Managing Director, Global Research & Design, APAC

S&P Dow Jones Indices

EXECUTIVE SUMMARY

  • While comparing active funds against a benchmark index is a typical practice used to evaluate their performance, persistence is an additional test that reveals fund managers’ skills in different market environments.
  • In this report, we measure the performance persistence of active funds that outperformed their peers and benchmarks over consecutive threeand five-year periods, and we analyze their transition matrices over subsequent periods.

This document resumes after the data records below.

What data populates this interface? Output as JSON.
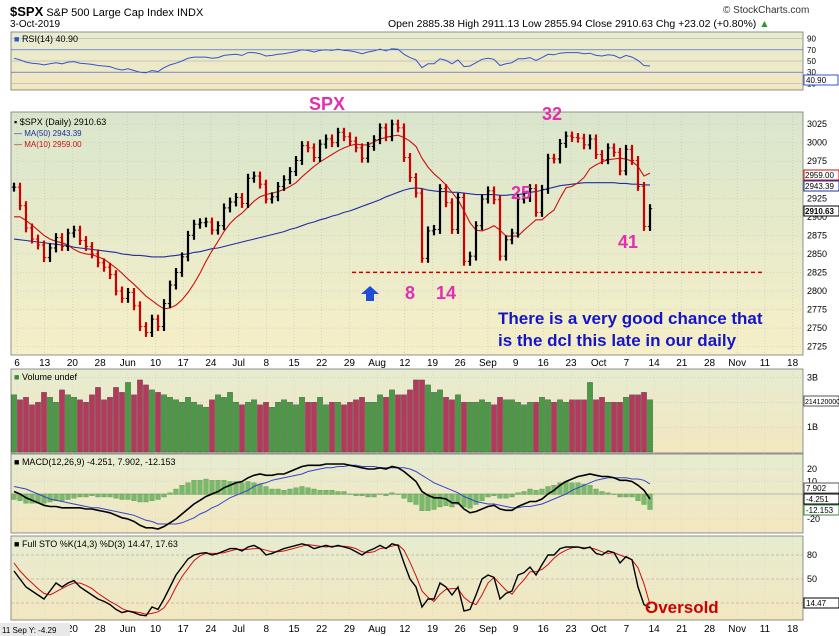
{
  "header": {
    "symbol": "$SPX",
    "name": "S&P 500 Large Cap Index",
    "exchange": "INDX",
    "brand": "© StockCharts.com",
    "date": "3-Oct-2019",
    "open_label": "Open",
    "open": "2885.38",
    "high_label": "High",
    "high": "2911.13",
    "low_label": "Low",
    "low": "2855.94",
    "close_label": "Close",
    "close": "2910.63",
    "chg_label": "Chg",
    "chg": "+23.02 (+0.80%)",
    "chg_arrow": "▲"
  },
  "rsi": {
    "legend": "RSI(14) 40.90",
    "ticks": [
      "90",
      "70",
      "50",
      "30",
      "10"
    ],
    "value_badge": "40.90",
    "color": "#3355cc"
  },
  "price": {
    "legend_title": "$SPX (Daily) 2910.63",
    "legend_ma50": "MA(50) 2943.39",
    "legend_ma10": "MA(10) 2959.00",
    "y_ticks": [
      "3025",
      "3000",
      "2975",
      "2950",
      "2925",
      "2900",
      "2875",
      "2850",
      "2825",
      "2800",
      "2775",
      "2750",
      "2725"
    ],
    "badges": {
      "ma10": "2959.00",
      "ma50": "2943.39",
      "close": "2910.63"
    },
    "annotations": {
      "spx": "SPX",
      "n32": "32",
      "n25": "25",
      "n8": "8",
      "n14": "14",
      "n41": "41",
      "note_line1": "There is a very good chance that",
      "note_line2": "is  the dcl this late in our daily"
    },
    "x_ticks": [
      "6",
      "13",
      "20",
      "28",
      "Jun",
      "10",
      "17",
      "24",
      "Jul",
      "8",
      "15",
      "22",
      "29",
      "Aug",
      "12",
      "19",
      "26",
      "Sep",
      "9",
      "16",
      "23",
      "Oct",
      "7",
      "14",
      "21",
      "28",
      "Nov",
      "11",
      "18"
    ],
    "colors": {
      "up": "#000000",
      "down": "#cc0000",
      "ma50": "#1f2f9f",
      "ma10": "#cc1111",
      "annotation": "#e030b0",
      "note": "#1515c8",
      "support": "#cc0000",
      "marker": "#1f4fd6"
    }
  },
  "volume": {
    "legend": "Volume undef",
    "ticks": [
      "3B",
      "2B",
      "1B"
    ],
    "value_badge": "2141200000"
  },
  "macd": {
    "legend": "MACD(12,26,9) -4.251, 7.902, -12.153",
    "ticks": [
      "20",
      "10",
      "-20"
    ],
    "badges": [
      "7.902",
      "-4.251",
      "-12.153"
    ]
  },
  "sto": {
    "legend": "Full STO %K(14,3) %D(3) 14.47, 17.63",
    "ticks": [
      "80",
      "50",
      "20"
    ],
    "value_badge": "14.47",
    "oversold": "Oversold"
  },
  "footer": {
    "left": "11 Sep Y: -4.29",
    "x_ticks": [
      "6",
      "13",
      "20",
      "28",
      "Jun",
      "10",
      "17",
      "24",
      "Jul",
      "8",
      "15",
      "22",
      "29",
      "Aug",
      "12",
      "19",
      "26",
      "Sep",
      "9",
      "16",
      "23",
      "Oct",
      "7",
      "14",
      "21",
      "28",
      "Nov",
      "11",
      "18"
    ]
  },
  "chart_data": {
    "type": "candlestick",
    "series": [
      {
        "name": "$SPX (Daily)",
        "values": [
          2940,
          2915,
          2885,
          2870,
          2862,
          2845,
          2858,
          2872,
          2860,
          2878,
          2882,
          2868,
          2860,
          2850,
          2838,
          2832,
          2822,
          2800,
          2790,
          2798,
          2780,
          2752,
          2744,
          2762,
          2752,
          2783,
          2808,
          2825,
          2846,
          2875,
          2890,
          2892,
          2893,
          2882,
          2888,
          2912,
          2920,
          2926,
          2918,
          2952,
          2955,
          2944,
          2924,
          2927,
          2941,
          2950,
          2961,
          2976,
          2996,
          2993,
          2980,
          2998,
          3005,
          3000,
          3014,
          3008,
          3002,
          2993,
          2979,
          2995,
          3004,
          3020,
          3008,
          3025,
          3020,
          2980,
          2953,
          2932,
          2844,
          2881,
          2883,
          2938,
          2919,
          2883,
          2926,
          2840,
          2847,
          2888,
          2924,
          2935,
          2923,
          2847,
          2869,
          2878,
          2924,
          2926,
          2938,
          2906,
          2937,
          2979,
          2978,
          2999,
          3009,
          3007,
          3006,
          2997,
          3005,
          2984,
          2977,
          2993,
          2987,
          2962,
          2991,
          2976,
          2941,
          2887,
          2911
        ]
      },
      {
        "name": "MA(50)",
        "values": [
          2870,
          2869,
          2868,
          2867,
          2866,
          2865,
          2864,
          2863,
          2862,
          2861,
          2859,
          2858,
          2857,
          2856,
          2855,
          2854,
          2853,
          2852,
          2850,
          2849,
          2848,
          2848,
          2847,
          2846,
          2846,
          2846,
          2847,
          2848,
          2849,
          2850,
          2852,
          2853,
          2855,
          2857,
          2858,
          2860,
          2862,
          2864,
          2866,
          2868,
          2870,
          2872,
          2874,
          2876,
          2878,
          2880,
          2883,
          2885,
          2888,
          2891,
          2893,
          2896,
          2898,
          2901,
          2903,
          2906,
          2908,
          2911,
          2914,
          2917,
          2920,
          2923,
          2927,
          2930,
          2933,
          2936,
          2938,
          2939,
          2938,
          2936,
          2935,
          2934,
          2934,
          2933,
          2933,
          2932,
          2931,
          2930,
          2930,
          2930,
          2930,
          2929,
          2929,
          2930,
          2930,
          2931,
          2933,
          2934,
          2936,
          2938,
          2940,
          2942,
          2943,
          2944,
          2945,
          2946,
          2946,
          2946,
          2946,
          2946,
          2946,
          2945,
          2945,
          2944,
          2944,
          2943,
          2943
        ]
      },
      {
        "name": "MA(10)",
        "values": [
          2900,
          2900,
          2895,
          2889,
          2882,
          2875,
          2870,
          2867,
          2865,
          2862,
          2856,
          2852,
          2850,
          2849,
          2846,
          2843,
          2837,
          2831,
          2824,
          2816,
          2809,
          2801,
          2793,
          2787,
          2781,
          2776,
          2777,
          2781,
          2788,
          2798,
          2810,
          2824,
          2840,
          2854,
          2867,
          2880,
          2891,
          2899,
          2905,
          2913,
          2921,
          2927,
          2930,
          2932,
          2934,
          2937,
          2941,
          2946,
          2954,
          2961,
          2968,
          2974,
          2979,
          2984,
          2989,
          2993,
          2996,
          2998,
          2997,
          2997,
          3001,
          3005,
          3007,
          3009,
          3010,
          3007,
          3002,
          2995,
          2979,
          2967,
          2958,
          2951,
          2943,
          2933,
          2923,
          2908,
          2892,
          2882,
          2881,
          2884,
          2888,
          2882,
          2874,
          2874,
          2874,
          2882,
          2889,
          2896,
          2896,
          2903,
          2909,
          2925,
          2939,
          2941,
          2946,
          2953,
          2965,
          2970,
          2974,
          2977,
          2978,
          2979,
          2978,
          2975,
          2968,
          2955,
          2959
        ]
      },
      {
        "name": "RSI(14)",
        "values": [
          55,
          52,
          48,
          46,
          45,
          43,
          45,
          47,
          45,
          48,
          49,
          46,
          45,
          44,
          42,
          41,
          40,
          36,
          34,
          36,
          33,
          30,
          29,
          33,
          31,
          38,
          43,
          46,
          50,
          55,
          57,
          57,
          57,
          55,
          56,
          60,
          61,
          62,
          60,
          65,
          65,
          63,
          59,
          60,
          62,
          63,
          65,
          67,
          70,
          69,
          66,
          69,
          70,
          69,
          71,
          69,
          68,
          66,
          63,
          66,
          68,
          71,
          68,
          72,
          71,
          62,
          56,
          52,
          38,
          45,
          45,
          54,
          51,
          45,
          52,
          40,
          41,
          47,
          53,
          55,
          53,
          42,
          45,
          47,
          54,
          54,
          56,
          51,
          56,
          62,
          61,
          64,
          65,
          65,
          65,
          63,
          64,
          60,
          59,
          61,
          60,
          55,
          60,
          57,
          51,
          42,
          41
        ]
      },
      {
        "name": "Volume",
        "values": [
          2.3,
          2.1,
          2.2,
          1.9,
          2.0,
          2.4,
          2.2,
          2.0,
          2.5,
          2.3,
          2.2,
          2.1,
          2.0,
          2.3,
          2.6,
          2.1,
          2.2,
          2.6,
          2.4,
          2.8,
          2.3,
          2.9,
          2.7,
          2.5,
          2.4,
          2.3,
          2.2,
          2.1,
          2.0,
          2.2,
          2.0,
          1.9,
          1.8,
          2.1,
          2.3,
          2.2,
          2.4,
          2.0,
          1.9,
          2.0,
          2.1,
          1.9,
          2.0,
          1.8,
          2.0,
          2.1,
          2.0,
          1.9,
          2.2,
          2.0,
          2.0,
          2.2,
          1.9,
          2.0,
          2.0,
          1.9,
          2.0,
          2.1,
          2.2,
          2.0,
          2.0,
          2.3,
          2.2,
          2.5,
          2.3,
          2.3,
          2.5,
          2.9,
          2.9,
          2.7,
          2.4,
          2.5,
          2.2,
          2.1,
          2.3,
          2.0,
          2.0,
          2.0,
          2.1,
          2.0,
          1.9,
          2.2,
          2.1,
          2.1,
          2.0,
          1.9,
          2.0,
          2.0,
          2.2,
          2.1,
          2.0,
          2.1,
          2.0,
          2.1,
          2.1,
          2.1,
          2.8,
          2.1,
          2.2,
          2.0,
          2.0,
          2.0,
          2.2,
          2.3,
          2.3,
          2.4,
          2.1
        ]
      },
      {
        "name": "MACD",
        "values": [
          2,
          0,
          -3,
          -5,
          -7,
          -9,
          -10,
          -10,
          -11,
          -11,
          -11,
          -11,
          -12,
          -12,
          -13,
          -14,
          -15,
          -17,
          -19,
          -20,
          -22,
          -25,
          -27,
          -27,
          -28,
          -26,
          -23,
          -20,
          -16,
          -12,
          -8,
          -5,
          -2,
          0,
          2,
          5,
          7,
          9,
          10,
          13,
          15,
          16,
          15,
          15,
          16,
          16,
          18,
          20,
          22,
          23,
          23,
          23,
          24,
          24,
          24,
          24,
          23,
          22,
          21,
          20,
          20,
          21,
          20,
          22,
          21,
          18,
          14,
          10,
          2,
          -1,
          -3,
          -3,
          -4,
          -7,
          -7,
          -12,
          -15,
          -14,
          -12,
          -10,
          -9,
          -12,
          -13,
          -13,
          -10,
          -8,
          -6,
          -6,
          -4,
          0,
          3,
          7,
          10,
          12,
          14,
          15,
          16,
          15,
          14,
          14,
          13,
          11,
          11,
          10,
          7,
          3,
          -4
        ]
      },
      {
        "name": "Signal",
        "values": [
          6,
          5,
          4,
          2,
          0,
          -2,
          -4,
          -5,
          -6,
          -7,
          -8,
          -9,
          -10,
          -11,
          -11,
          -12,
          -13,
          -14,
          -15,
          -16,
          -17,
          -19,
          -21,
          -22,
          -24,
          -24,
          -24,
          -24,
          -23,
          -21,
          -19,
          -16,
          -14,
          -11,
          -9,
          -6,
          -3,
          -1,
          1,
          3,
          6,
          8,
          9,
          11,
          12,
          13,
          14,
          15,
          16,
          18,
          19,
          20,
          21,
          21,
          22,
          22,
          23,
          23,
          22,
          22,
          22,
          21,
          21,
          21,
          21,
          21,
          20,
          18,
          15,
          12,
          9,
          7,
          5,
          3,
          1,
          -2,
          -4,
          -6,
          -7,
          -8,
          -8,
          -9,
          -10,
          -11,
          -11,
          -10,
          -10,
          -9,
          -8,
          -6,
          -4,
          -2,
          0,
          3,
          5,
          7,
          9,
          11,
          12,
          13,
          13,
          13,
          13,
          12,
          12,
          11,
          8
        ]
      },
      {
        "name": "%K",
        "values": [
          60,
          50,
          40,
          35,
          30,
          25,
          35,
          45,
          40,
          45,
          48,
          40,
          35,
          30,
          25,
          22,
          18,
          12,
          8,
          10,
          8,
          5,
          4,
          15,
          12,
          25,
          40,
          55,
          65,
          75,
          80,
          82,
          83,
          80,
          82,
          85,
          88,
          88,
          85,
          90,
          92,
          88,
          80,
          82,
          85,
          88,
          90,
          92,
          94,
          92,
          88,
          90,
          92,
          90,
          92,
          90,
          88,
          84,
          80,
          85,
          88,
          92,
          88,
          94,
          92,
          70,
          50,
          40,
          15,
          25,
          25,
          45,
          40,
          30,
          40,
          10,
          12,
          30,
          50,
          55,
          52,
          25,
          32,
          35,
          55,
          58,
          65,
          55,
          68,
          80,
          80,
          88,
          90,
          90,
          90,
          88,
          90,
          82,
          80,
          85,
          83,
          70,
          78,
          74,
          40,
          18,
          14
        ]
      },
      {
        "name": "%D",
        "values": [
          70,
          60,
          52,
          45,
          38,
          32,
          30,
          34,
          38,
          42,
          45,
          45,
          42,
          38,
          32,
          27,
          22,
          18,
          13,
          10,
          9,
          8,
          6,
          7,
          9,
          14,
          25,
          40,
          53,
          63,
          73,
          79,
          82,
          82,
          82,
          83,
          85,
          87,
          87,
          87,
          88,
          88,
          86,
          84,
          84,
          85,
          87,
          89,
          91,
          93,
          92,
          91,
          90,
          91,
          91,
          91,
          90,
          88,
          84,
          83,
          84,
          88,
          89,
          91,
          93,
          86,
          71,
          54,
          35,
          27,
          22,
          31,
          37,
          38,
          38,
          27,
          21,
          18,
          30,
          45,
          52,
          44,
          36,
          31,
          41,
          49,
          59,
          59,
          62,
          68,
          76,
          82,
          86,
          89,
          90,
          89,
          89,
          87,
          84,
          82,
          83,
          80,
          77,
          74,
          64,
          44,
          18
        ]
      }
    ],
    "y_range": [
      2715,
      3040
    ],
    "support_level": 2825,
    "x_start": "May 2019",
    "x_end": "Nov 2019"
  }
}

  • A minority of Australian high-performing funds persisted in outperforming their respective benchmarks or consistently stayed in their respective top quartiles for three consecutive years, and even fewer maintained these traits consistently for the five-year period.
  • Out of the top-performing funds in the 12-month period ending June 2014, only 2.2% persistently maintained a top quartile rank, and 4.0% consistently beat their benchmarks in the following four consecutive years.
  • Over two successive three- and five-year periods, the majority of outperforming funds failed to beat their respective benchmarks, and most funds in the top quartile did not remain there consistently.
  • Out of the 144 Australian funds that ranked in their respective top quartile in the five-year period ending June 2013, less than half of them remained in the top two quartiles, and 15.3% were liquidated or merged in the subsequent five-year period.
  • Out of the 303 Australian funds that outperformed their respective benchmark in the five-year period ending June 2013, only 27.7% continued to outperformed their respective benchmark in the following five-year period.
  • Overall, results from various evaluation matrices suggest weak performance persistence in top-performing funds in Australia across the three- and five-year periods, with Australian Bond funds tending to have the strongest performance persistence among all the categories.